Just remember that you sort of rejected him the last time he made himself a little vulnerable to you. I can't imagine him being overly willing to go there again when it didn't turn out so great the last time.

 

Besides, he has no clue how you are feeling or what you want.

  • Author
Posted (edited)

Thanks to both for responding, you have been really helpful and confirmed what I suspected, that I messed up here too. I didn't reject him, well I suppose I was a bit aloof, but the dispute was over one aspect of his behaviour and I wasn't the only person who'd come up against this and found it difficult.

 

I do appreciate that I wasn't very open with him before and that he would have found me pretty aloof and probably the whole experience frustrating.
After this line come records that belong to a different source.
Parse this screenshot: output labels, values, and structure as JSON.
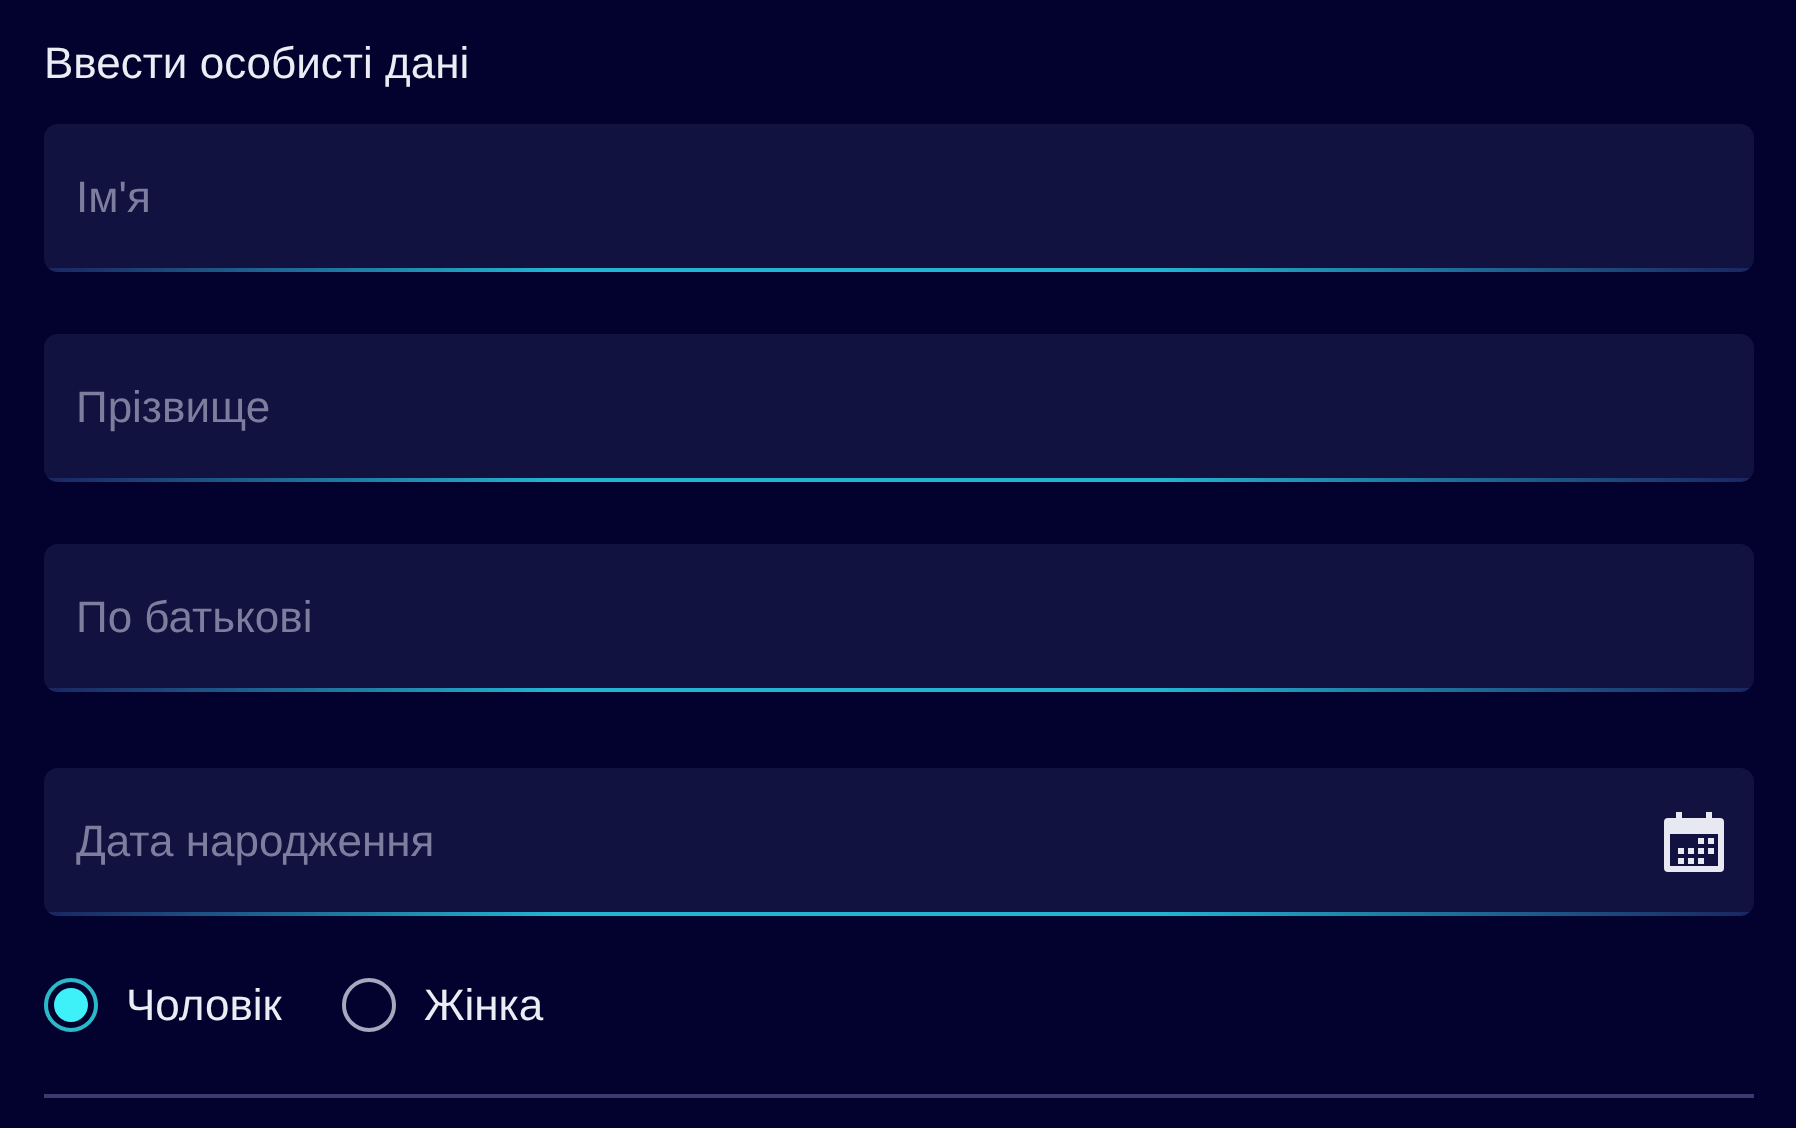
{
  "section_title": "Ввести особисті дані",
  "fields": [
    {
      "kind": "text",
      "placeholder": "Ім'я"
    },
    {
      "kind": "text",
      "placeholder": "Прізвище"
    },
    {
      "kind": "text",
      "placeholder": "По батькові"
    },
    {
      "kind": "date",
      "placeholder": "Дата народження"
    }
  ],
  "gender": [
    {
      "label": "Чоловік",
      "selected": true
    },
    {
      "label": "Жінка",
      "selected": false
    }
  ]
}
But his confusing behaviour made me wary and I couldn't really relax with him. He did try flirting and joking with sexual overtones and this might have been fun had we been dating, but we were seeing each other as friends (this was something he'd said from the start due to his recent break up) so I was confused and didn't feel I could respond in kind.

 

I guess he doesn't know how I feel (and I'm not sure myself), but while he's doing this game thing he isn't going to find out either.

 

I posted on this forum because I'm sure it mentioned 'reconciliation' as well as breaking up (or did I misread that?).

Edited by spiderowl
Posted
Thanks to both for responding, you have been really helpful and confirmed what I suspected, that I messed up here too. I didn't reject him, well I suppose I was a bit aloof, but the dispute was over one aspect of his behaviour and I wasn't the only person who'd come up against this and found it difficult.

 

I do appreciate that I wasn't very open with him before and that he would have found me pretty aloof and probably the whole experience frustrating. But his confusing behaviour made me wary and I couldn't really relax with him. He did try flirting and joking with sexual overtones and this might have been fun had we been dating, but we were seeing each other as friends (this was something he'd said from the start due to his recent break up) so I was confused and didn't feel I could respond in kind.

 

I guess he doesn't know how I feel (and I'm not sure myself), but while he's doing this game thing he isn't going to find out either.

 

I posted on this forum because I'm sure it mentioned 'reconciliation' as well as breaking up (or did I misread that?).

 

 

Well don't be pissed that people gave you some insight from where he is coming from. Perspective can help you.

 

You didn't mess up, you just weren't in the right place at that time. He was ready, you weren't.

 

You have to talk to him- lay it on the line and tell him how you feel.

  • Author
Posted

Thanks D-Lish. Actually, he wasn't ready at all, he just wanted to be friends. He didn't behave just like a friend though, hence my hesitation to respond as if it was more.

 

I've slept on this and the more I think about it, the more I think I'm better off not trying to rescue this. This guy made me feel uncertain and confused. I know he's good company when in a good mood, but ... Just talking to a nice guy last night made me realise things don't always have to be so complicated.